Hello Gaurav.

You might want to look at Jon Gjengset's project: 
https://github.com/jonhoo/drwmutex

Also, I seem to recall Dmitry saying that sync.Pool distributes locking.  So it 
might be worth looking into.

Another type of lock which might be of interest is MCS (or K42, CLH, HCLH).

John

    John Souvestre - New Orleans LA

-----Original Message-----
From: golang-nuts@googlegroups.com [mailto:golang-nuts@googlegroups.com] On 
Behalf Of Ian Lance Taylor
Sent: 2016 August 14, Sun 14:21
To: Gaurav Agarwal
Cc: golang-nuts
Subject: Re: [go-nuts] Fast ConcurrentCounter without memory sharing

On Sun, Aug 14, 2016 at 9:58 AM, Gaurav Agarwal
<gauravagarw...@gmail.com> wrote:
> Ian, thanks for the explanation and the link !
>
> But I am still unclear how to implement such a concurrent counter in Go -
> given that we can't find out what thread/cpu is the goroutine executing.
> Note that in this case there was never the need of pinning a goroutine to a
> thread or cpu; just that we wanted to know which is it, at any given moment
> so as to access the required memory location.
>
> Do you have any alternate ideas for this?

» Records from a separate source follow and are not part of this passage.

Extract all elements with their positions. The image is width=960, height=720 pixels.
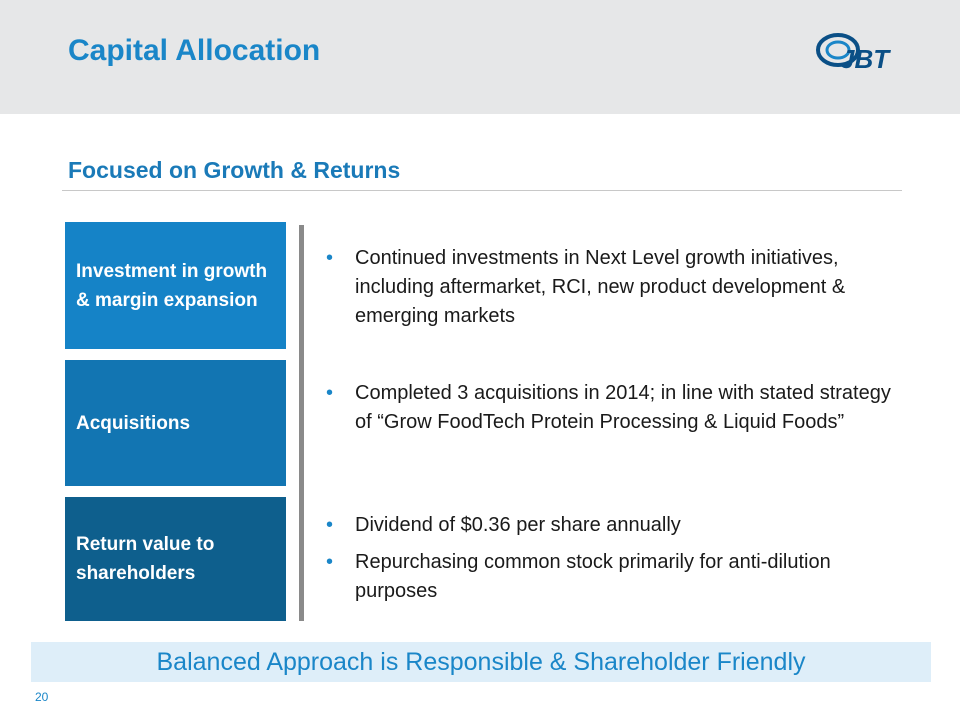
- section-subtitle: Focused on Growth & Returns: [68, 157, 401, 183]
- page-number: 20: [35, 690, 49, 704]
- vertical-divider: [299, 225, 304, 621]
- bullet-text: Repurchasing common stock primarily for …: [355, 551, 831, 602]
- bullet-dot: •: [326, 514, 334, 536]
- logo-text: JBT: [840, 44, 891, 74]
- bullet-text: Completed 3 acquisitions in 2014; in lin…: [355, 382, 891, 433]
- bullet-group-investment: • Continued investments in Next Level gr…: [326, 244, 906, 331]
- bullet-group-acquisitions: • Completed 3 acquisitions in 2014; in l…: [326, 379, 906, 437]
- header-band: [0, 0, 960, 114]
- jbt-logo: JBT: [814, 28, 898, 88]
- bullet-text: Continued investments in Next Level grow…: [355, 247, 846, 327]
- bullet-item: • Dividend of $0.36 per share annually: [326, 511, 906, 540]
- subtitle-divider: [62, 190, 902, 191]
- slide-title: Capital Allocation: [68, 34, 321, 67]
- category-box-acquisitions: Acquisitions: [65, 360, 286, 486]
- category-label: Investment in growth & margin expansion: [76, 260, 268, 311]
- category-label: Acquisitions: [76, 412, 191, 434]
- bullet-dot: •: [326, 551, 334, 573]
- category-box-returns: Return value to shareholders: [65, 497, 286, 621]
- bullet-dot: •: [326, 382, 334, 404]
- category-label: Return value to shareholders: [76, 534, 215, 584]
- bullet-item: • Repurchasing common stock primarily fo…: [326, 548, 906, 606]
- category-box-investment: Investment in growth & margin expansion: [65, 222, 286, 349]
- bullet-item: • Continued investments in Next Level gr…: [326, 244, 906, 331]
- bullet-text: Dividend of $0.36 per share annually: [355, 514, 681, 536]
- bullet-item: • Completed 3 acquisitions in 2014; in l…: [326, 379, 906, 437]
- jbt-logo-icon: JBT: [816, 33, 891, 74]
- bullet-dot: •: [326, 247, 334, 269]
- summary-banner: Balanced Approach is Responsible & Share…: [31, 642, 931, 682]
- bullet-group-returns: • Dividend of $0.36 per share annually •…: [326, 511, 906, 606]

I think the last time a similar though not identical concept was
discussed was this thread:

https://groups.google.com/d/msg/golang-nuts/zt_CQssHw4M/TteNG44geaEJ

It would be interesting to know what the potential speedup is.  It
should be easy enough to write a C program to measure that.  But when
writing such a program, remember that no real program will simply
increment a concurrent counter.  The question is not just how much
speedup you can get from a concurrent counter, but how much it will
matter to a real program.

Anyhow, that aside, if you know how many goroutines you are going to
run, just allocate a slice with that many elements.  If you don't, use
a set of fixed size arrays and have each goroutine grab a pointer to a
possibly-new array when it starts.  Pass down the pointer.

If these approaches seem awkward, I suppose you could get
syscall(syscall.GETCPU, ...) when you want to increment a counter.
But that would admittedly introduce overhead that would distort the
results.

We do not plan to modify the Go runtime to expose a thread or CPU ID,
because although it's true that your application doesn't care much if
the value becomes immediately stale, other applications would care.
It seems unwise to expose a value that is extremely easy to misuse in
a way that will often succeed and occasionally and inexplicably fail.